Mesozoic Mister Nigel

We parked on the street that bridges a small woodsy annex to Forest Park, and prepared ourselves as quietly as we could, putting on our water shoes and trying to minimize the clinking of the spraycans in our backpacks. "Do either of you have cigarettes?" Katie said, a golden-blonde haloed silhouette against the dim light shining from one window of the house we were in front of. Jay made a little noise of excitement and riffled through his pockets. "Yes!" he said, "I remembered them!" and proffered her his pack. "That's OK", she said,  "I just wanted them for later on".  He smiled with satisfied anticipation, and pocketed them.

I adjusted a strap on my pack, tossed my street shoes in the car, and closed the door. "Everyone ready?" I said, bouncing a bit on the balls of my feet.

My friends and I walked without lighting down the stairs beside the bridge, occasionally making soft wisecracks that I don't remember at all. The comraderie was thick in the air between us, binding us like the atoms in a molecule. We could hardly see each other in the new-moon night darkness, our descending feet making the metal staircase ring softly. Jay was in front, his lankiness and shorn head just a shadow against the deeper shadow of the park. Katie was behind me, warm and faintly flower-scented, intermittently chuckling softly or saying a quiet "Ooh!" in her enthusiasm for the evening.
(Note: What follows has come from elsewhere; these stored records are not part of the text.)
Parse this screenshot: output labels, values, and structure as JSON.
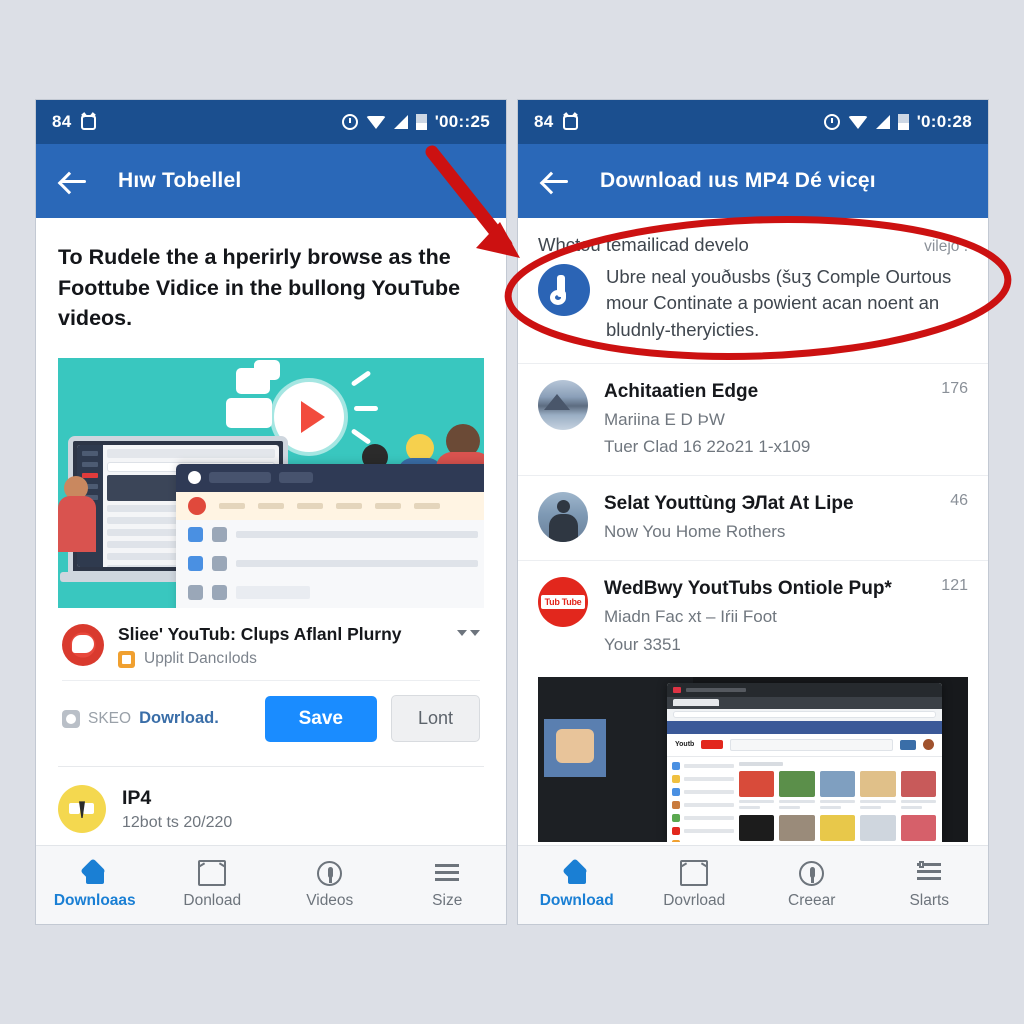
{
  "meta": {
    "accent_blue": "#2a68b8",
    "status_blue": "#1b4f8f",
    "save_blue": "#1a8cff",
    "annotation_red": "#cc1111",
    "page_background": "#dcdfe6"
  },
  "left_panel": {
    "status_bar": {
      "battery_percent": "84",
      "alarm_icon": "alarm-icon",
      "clock_icon": "clock-icon",
      "wifi_icon": "wifi-icon",
      "signal_icon": "signal-icon",
      "battery_icon": "battery-icon",
      "time": "'00::25"
    },
    "app_bar": {
      "back_icon": "back-arrow-icon",
      "title": "Hıw Tobellel"
    },
    "lead_paragraph": "To Rudele the a hperirly browse as the Foottube Vidice in the bullong YouTube videos.",
    "illustration": {
      "alt": "teal illustration with laptop, play button and cartoon people",
      "background": "#39c7bf",
      "play_icon": "play-button-icon"
    },
    "card": {
      "avatar_icon": "channel-avatar-icon",
      "title": "Sliee' YouTub: Clups Aflanl Plurny",
      "badge_icon": "upload-badge-icon",
      "subtitle": "Upplit Dancılods",
      "caret_icon": "chevron-down-icon",
      "seo_icon": "seo-dot-icon",
      "seo_label": "SKEO",
      "seo_link": "Dowrload.",
      "save_label": "Save",
      "ghost_label": "Lont"
    },
    "mp4_row": {
      "icon": "mp4-face-icon",
      "title": "IP4",
      "subtitle": "12bot ts 20/220"
    },
    "bottom_nav": [
      {
        "label": "Downloaas",
        "icon": "home-icon",
        "active": true
      },
      {
        "label": "Donload",
        "icon": "chart-icon",
        "active": false
      },
      {
        "label": "Videos",
        "icon": "pin-icon",
        "active": false
      },
      {
        "label": "Size",
        "icon": "menu-icon",
        "active": false
      }
    ]
  },
  "right_panel": {
    "status_bar": {
      "battery_percent": "84",
      "alarm_icon": "alarm-icon",
      "clock_icon": "clock-icon",
      "wifi_icon": "wifi-icon",
      "signal_icon": "signal-icon",
      "battery_icon": "battery-icon",
      "time": "'0:0:28"
    },
    "app_bar": {
      "back_icon": "back-arrow-icon",
      "title": "Download ıus MP4 Dé vicęı"
    },
    "list_header": {
      "main": "Whctou temailicad develo",
      "side": "vilejo ."
    },
    "featured_item": {
      "icon": "blue-download-app-icon",
      "text": "Ubre neal youðusbs (šuʒ Comple Ourtous mour Continate a powient acan noent an bludnly-theryicties."
    },
    "items": [
      {
        "avatar_icon": "lake-thumbnail-icon",
        "title": "Achitaatien Edge",
        "line1": "Mariina E D ÞW",
        "line2": "Tuer Clad 16 22o21 1-x109",
        "count": "176"
      },
      {
        "avatar_icon": "person-thumbnail-icon",
        "title": "Selat Youttùng ЭЛat At Lipe",
        "line1": "Now You Home Rothers",
        "line2": "",
        "count": "46"
      },
      {
        "avatar_icon": "youtube-logo-icon",
        "title": "WedBwy YoutTubs Ontiole Pup*",
        "line1": "Miadn Fac xt – Iŕii Foot",
        "line2": "Your 3351",
        "count": "121"
      }
    ],
    "browser_screenshot": {
      "alt": "screenshot of a desktop browser showing a YouTube-style video grid",
      "logo_text": "Youtb"
    },
    "bottom_nav": [
      {
        "label": "Download",
        "icon": "home-icon",
        "active": true
      },
      {
        "label": "Dovrload",
        "icon": "chart-icon",
        "active": false
      },
      {
        "label": "Creear",
        "icon": "pin-icon",
        "active": false
      },
      {
        "label": "Slarts",
        "icon": "list-icon",
        "active": false
      }
    ]
  },
  "annotations": {
    "arrow": {
      "name": "red-arrow-annotation",
      "color": "#cc1111"
    },
    "ellipse": {
      "name": "red-ellipse-annotation",
      "color": "#cc1111"
    }
  }
}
We reached ground and made for the grate. It's a huge wooden structure built of 4x10" lumber, straddling the creek that runs through the park to keep large forest debris out of the culvert. "Hold up, guys, I have to pee" I said, and made for the deeper shadow under the big maple that overhangs one of the park picnic tables. I couldn't see it, but I know its location intimately from many daytime visits. My friends made sounds of acquiescence and found their way to other spots near the edge of the park's grassy open, and as I squatted in the dark I could pick out their locations by the rattle of piss on the dead leaves and undergrowth.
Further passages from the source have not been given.